Tuesday, August 22, 2006

The liberal media word game

Read the headline of this AP piece, "Israel Kills 3 Palestinians Near Gaza Border," and you'd be likely to think that it sounds like the typical AP account of any incident involving Israel and the Territories, right?

There is little question that the headline is meant to grab the attention of the reader by implying that Israel had killed 3 Palestinian civilians - otherwise, the copy editor would've used "militants." That headline ( Israel Kills 3 Militants Near Gaza Border ) doesn't sound as "sexy" from a news perspective since shooting terrorists is expected.

To boot, the news agency has established that they're militants, not terrorists. How sensitive of them.

When you read the story, you find that these "Palestinians" were actually terrorists from Islamic Jihad on their way to carry out an attack:

Israeli troops shot and killed three militants from the Islamic Jihad group near the Israel-Gaza border on Tuesday, as soldiers conducted house-to-house searches and made arrests elsewhere in the coast strip.

The Israeli army said soldiers opened fire after spotting what they considered suspicious men walking by a fence near the Kissufim crossing, carrying large bags.Tanks also fired in the direction of the three men, the army said.
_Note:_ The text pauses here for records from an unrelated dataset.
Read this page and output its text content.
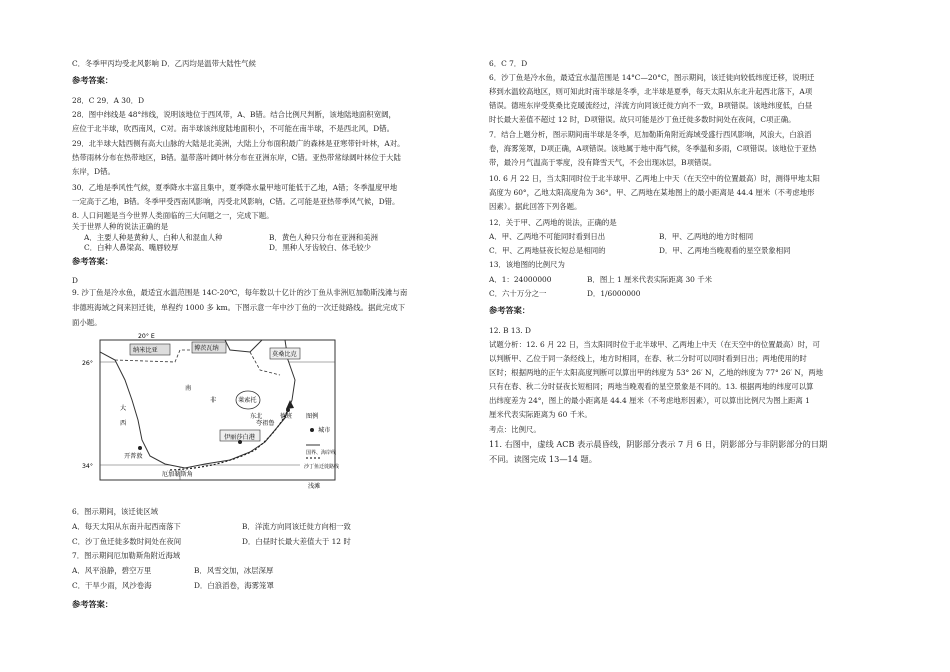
C．冬季甲丙均受北风影响 D．乙丙均是温带大陆性气候
参考答案：
28．C 29．A 30．D
28．图中纬线是 48°纬线，说明该地位于西风带，A、B错。结合比例尺判断，该地陆地面积宽阔，
应位于北半球，吹西南风，C对。南半球该纬度陆地面积小，不可能在南半球，不是西北风，D错。
29．北半球大陆西侧有高大山脉的大陆是北美洲，大陆上分布面积最广的森林是亚寒带针叶林，A对。
热带雨林分布在热带地区，B错。温带落叶阔叶林分布在亚洲东岸，C错。亚热带常绿阔叶林位于大陆
东岸，D错。
30．乙地是季风性气候，夏季降水丰富且集中，夏季降水量甲地可能低于乙地，A错；冬季温度甲地
一定高于乙地，B错。冬季甲受西南风影响，丙受北风影响，C错。乙可能是亚热带季风气候，D错。
8. 人口问题是当今世界人类面临的三大问题之一，完成下题。
关于世界人种的说法正确的是
A．主要人种是黄种人、白种人和混血人种	B．黄色人种只分布在亚洲和美洲
C．白种人鼻梁高、嘴唇较厚	D．黑种人牙齿较白、体毛较少
参考答案：
D
9. 沙丁鱼是冷水鱼，最适宜水温范围是 14C-20℃，每年数以十亿计的沙丁鱼从非洲厄加勒斯浅滩与南
非德班海域之间来回迁徙，单程约 1000 多 km。下图示意一年中沙丁鱼的一次迁徙路线。据此完成下
面小题。
6．图示期间，该迁徙区域
A．每天太阳从东南升起西南落下	B．洋流方向同该迁徙方向相一致
C．沙丁鱼迁徙多数时间处在夜间	D．白昼时长最大差值大于 12 时
7．图示期间厄加勒斯角附近海域
A．风平浪静，碧空万里	B．风雪交加，冰层深厚
C．干旱少雨，风沙卷海	D．白浪滔卷，海雾笼罩
参考答案：
20° E
26°
34°
纳米比亚	博茨瓦纳
莫桑比克
莱索托
南
非
大
西	夸祖鲁
德班
东北
伊丽莎白港
开普敦
厄加勒斯角
浅滩
图例
城市
国界、海岸线
沙丁鱼迁徙路线
6．C 7．D
6．沙丁鱼是冷水鱼，最适宜水温范围是 14°C—20°C，图示期间，该迁徙向较低纬度迁移，说明迁
移到水温较高地区，则可知此时南半球是冬季，北半球是夏季，每天太阳从东北升起西北落下，A项
错误。德班东岸受莫桑比克暖流经过，洋流方向同该迁徙方向不一致，B项错误。该地纬度低，白昼
时长最大差值不超过 12 时，D项错误。故只可能是沙丁鱼迁徙多数时间处在夜间，C项正确。
7．结合上题分析，图示期间南半球是冬季，厄加勒斯角附近海域受盛行西风影响，风浪大，白浪滔
卷，海雾笼罩，D项正确，A项错误。该地属于地中海气候，冬季温和多雨，C项错误。该地位于亚热
带，最冷月气温高于零度，没有降雪天气，不会出现冰层，B项错误。
10. 6 月 22 日，当太阳同时位于北半球甲、乙两地上中天（在天空中的位置最高）时，测得甲地太阳
高度为 60°，乙地太阳高度角为 36°。甲、乙两地在某地图上的最小距离是 44.4 厘米（不考虑地形
因素）。据此回答下列各题。
12．关于甲、乙两地的说法，正确的是
A．甲、乙两地不可能同时看到日出	B．甲、乙两地的地方时相同
C．甲、乙两地昼夜长短总是相同的	D．甲、乙两地当晚观看的星空景象相同
13．该地图的比例尺为
A．1：24000000	B．图上 1 厘米代表实际距离 30 千米
C．六十万分之一	D．1/6000000
参考答案：
12. B 13. D
试题分析：12. 6 月 22 日，当太阳同时位于北半球甲、乙两地上中天（在天空中的位置最高）时，可
以判断甲、乙位于同一条经线上，地方时相同，在春、秋二分时可以同时看到日出；两地使用的时
区时；根据两地的正午太阳高度判断可以算出甲的纬度为 53° 26′ N，乙地的纬度为 77° 26′ N，两地
只有在春、秋二分时昼夜长短相同；两地当晚观看的星空景象是不同的。13. 根据两地的纬度可以算
出纬度差为 24°，图上的最小距离是 44.4 厘米（不考虑地形因素），可以算出比例尺为图上距离 1
厘米代表实际距离为 60 千米。
考点：比例尺。
11. 右图中，虚线 ACB 表示晨昏线，阴影部分表示 7 月 6 日，阴影部分与非阴影部分的日期
不同。读图完成 13—14 题。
No weapons were found near the bodies, but Palestinian security officials said the three had been sent to carry out an attack.

This is very important. The liberal media does affect public opinion with the words they choose to use and the way they white wash and edit the news for you. If the media was honest in its reporting and with the pictures it printed, there would be greater support for Israel. This happens in many other cases. People who support abortion are not pro-abortion, they are pro-choice. I have brought this up many times, but this is one of the main points of my blog, so I will keep bringing up these points as I see fit.

4 comments:

jhbowden said...

I hate this PC talk too. Israel is usually dealing with terrorists, not militants.

Before you know it Osama bin Laden will be called a militant in the interests of neutrality. By not calling Muslim terrorists what they are, the media is taking sides.

Was Tim Veigh a militant? Was Eric Rudolph a militant? No, we say these people are terrorists. No one wants to call brown people terrorists because liberals will play the race card, trying to bully those that stand in their way into silence like they always do.

Jim said...

I offer the following interesting read from Talking Points Memo:

The past week or so has seen some renewed attention to the longstanding hawk-pundit gambit of referring to people as "Islamofascists" since the President, in what I can only understand as a sign of increasing desperation, decided to more-or-less sign on to this agenda by adopting the slightly-less-absurd formulation "Islamic fascists." The other day, Spencer Ackerman made the fundamental pragmatic argument against this -- Muslims everywhere really, really, really don't appreciate this terminology.

That aside, however, it's worth calling attention to the function of this rhetoric. "Fascist," in this context, just roughly means "bad." Add in the "Islamic" and what you come to is the conclusion that we're in a war and that the enemy in this war is Muslims who subscribe to bad ideologies...

[please read this. It is the important point.]

... This has the consequence of taking a set of institutionally and ideologically distinct actors -- Hezbollah, Hamas, Islamic Jihad, Fatah, Iraq, Iran, Syria, al-Qaeda, the Mahdi Army, Iraqi insurgents, etc. -- and treating them as a single phenomenon. To do so would be a serious mistake. And to call it a mistake is not to deny the obvious fact that these are groups that are to some degree interrelated. There's some ideological overlap. Some of these groups are allied with each other at the moment. Some have been allied in the past. Some might ally in the future.

Nevertheless, they are different things. And the essence of sound strategy has long been to look at potentially hostile actors and try to divide them. To decide what your top priority is and focus on it. The "Islamofascism" rhetoric is part of a continuing campaign to do the reverse.

The Game said...

again, not understanding human nature...there is something really wrong with these people who want to blow themselves up in the middle east.
They all cite Islam over and over again....why argue a loosing issue again?

Anonymous said...

So let them blow themselves up if they want -- it's theirs to blow up.